Retrato íntimo de um artista reservado incapaz de dizer não, Verissimo se aproxima em tom do curta-metragem Mauro, Humberto (1975), de David Neves, sobre o cineasta Humberto Mauro – também documentário a respeito de um gênio despojado da pompa em imagens cotidianas. Mas, Angelo Defanti radicaliza o processo observacional, pois não faz entrevistas diretas com o protagonista, sequer com as pessoas dos círculos mais próximos, também evitando imagens de arquivo ou inserções gráficas na narrativa. Habilmente, ele aproveita as entrevistas concedidas por Veríssimo em virtude da data comemorativa que se aproxima para oferecer ao espectador as raras palavras do escritor acerca de si mesmo. Temos pílulas da relação com o pai consagrado, de como Veríssimo encara a chegada das oito décadas de vida – ele afirma repetidamente, “a gente se distrai e quando vê está com 80 anos”. Angelo também acompanha Luis Fernando Veríssimo em eventos de homenagem, seja na capital paulistana onde uma plateia ávida absorve as falas do escritor como se ingerissem pílulas de sabedoria ou na pequena festividade montada na casa de repouso da qual o autor é vizinho no bairro porto-alegrense de Petrópolis. Mesmo quando o protagonista está fora do acolhedor ambiente doméstico, cercado de admiradores desconhecidos, o realizador se mantém muito interessado em como ele reage a tudo e a todos.
De certo modo, Angelo Defanti molda o seu método de trabalho ao ritmo de Luis Fernando Veríssimo, assimilando a aparente serenidade diante do mundo, desacelerando para realmente prestar atenção. As imagens mais bonitas de Verissimo são as do protagonista interagindo com familiares, brincando despreocupadamente com netos, insistindo para ver fotografias antigas da esposa quando o baú de imagens da família é aberto, cumprindo uma rotina de fisioterapia que visa fortalecer o corpo octogenário, entre outros flagrantes aparentemente sem nada demais. Sobre os inúmeros causos da vida e da obra de Luis Fernando Veríssimo podemos procurar nas enciclopédias, nos verbetes hospedados na internet e em outras fontes de informação.
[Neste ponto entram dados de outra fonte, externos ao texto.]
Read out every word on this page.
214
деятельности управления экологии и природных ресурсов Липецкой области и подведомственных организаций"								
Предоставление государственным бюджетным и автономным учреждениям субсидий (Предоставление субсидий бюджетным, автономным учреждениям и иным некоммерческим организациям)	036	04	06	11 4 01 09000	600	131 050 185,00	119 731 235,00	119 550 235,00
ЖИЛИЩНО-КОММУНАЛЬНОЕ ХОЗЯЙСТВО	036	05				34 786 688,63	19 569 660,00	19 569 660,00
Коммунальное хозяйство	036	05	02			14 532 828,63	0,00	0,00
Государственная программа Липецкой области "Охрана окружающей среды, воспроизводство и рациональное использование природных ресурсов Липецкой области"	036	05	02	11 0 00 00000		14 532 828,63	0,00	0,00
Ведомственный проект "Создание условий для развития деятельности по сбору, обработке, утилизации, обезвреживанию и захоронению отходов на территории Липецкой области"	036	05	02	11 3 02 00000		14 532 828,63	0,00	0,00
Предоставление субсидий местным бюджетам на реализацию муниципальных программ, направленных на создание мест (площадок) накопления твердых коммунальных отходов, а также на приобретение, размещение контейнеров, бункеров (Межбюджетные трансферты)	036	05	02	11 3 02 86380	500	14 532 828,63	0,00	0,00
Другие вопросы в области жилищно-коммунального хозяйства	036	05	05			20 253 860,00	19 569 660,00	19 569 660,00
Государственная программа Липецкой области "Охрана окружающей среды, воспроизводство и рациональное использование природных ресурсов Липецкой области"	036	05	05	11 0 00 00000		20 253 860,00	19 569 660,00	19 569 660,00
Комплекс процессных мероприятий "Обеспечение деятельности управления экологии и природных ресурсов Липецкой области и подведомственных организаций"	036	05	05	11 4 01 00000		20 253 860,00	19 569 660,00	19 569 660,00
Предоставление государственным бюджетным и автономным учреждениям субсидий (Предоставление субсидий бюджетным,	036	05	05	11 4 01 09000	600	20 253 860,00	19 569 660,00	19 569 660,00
O que Defanti oferece como presente é a intimidade reservada do homem de família que, por acaso, herdou a genialidade do pai e a utilizou para pavimentar um caminho próprio. Na contagem regressiva à festa de 80 anos do escritor, o realizador propõe um encantamento pela rotina menos apressada do sujeito avesso aos telefones celulares e às mídias sociais, um ser da palavra escrita, lida e assimilada. É bonita a imperceptibilidade dessa câmera que se transforma em parte do cenário cotidiano dos Verissimo, mesmo que evidentemente prevaleça a noção de controle diretivo, ou seja, a prerrogativa do cineasta de escolher o que e como filmar cada uma das cenas.
No nosso imaginário, os ídolos são distantes e inacessíveis. Pessoas com um talento do porte de Luis Fernando Veríssimo tendem a ser encastelados no topo do Monte Olimpo, tratados mais como entidades extra-humanas do que como cidadãos normais. Verissimo nos concede acesso privilegiado à intimidade do artista longe da ideia de uma divindade intocada ou de alguém indisponível ao outro, mesmo sendo Verissimo um idoso fragilizado fisicamente pelo decorrer dos anos. Aliás, a passagem do tempo é expressivamente marcada pelas badaladas do enorme relógio de pêndulo que adorna a sala de estar da família, elemento reiterado que nos alerta sobre a importância do ótimo desenho sonoro para o resultado. Mas, Luis Fernando Veríssimo é também o gênio de pensamento ligeiro que a velhice não diminuiu, alguém que confessa não conseguir parar de escrever, mesmo que tenha uma vontade enorme de se aposentar. Como nessa fala que diz muito sobre paradoxos humanos, Angelo Defanti escolhe minuciosamente outros momentos aparentemente banais que, distribuídos ao longo do filme, acrescentam peças importantes nesse quebra-cabeça cujo resultado é a reverente imagem de alguém. É como se o cineasta compreendesse a impossibilidade de tirar o retrato completo do ídolo e, diante dessa barreira, observasse de modo zeloso e reverente o homem que se expressa por meio da escrita.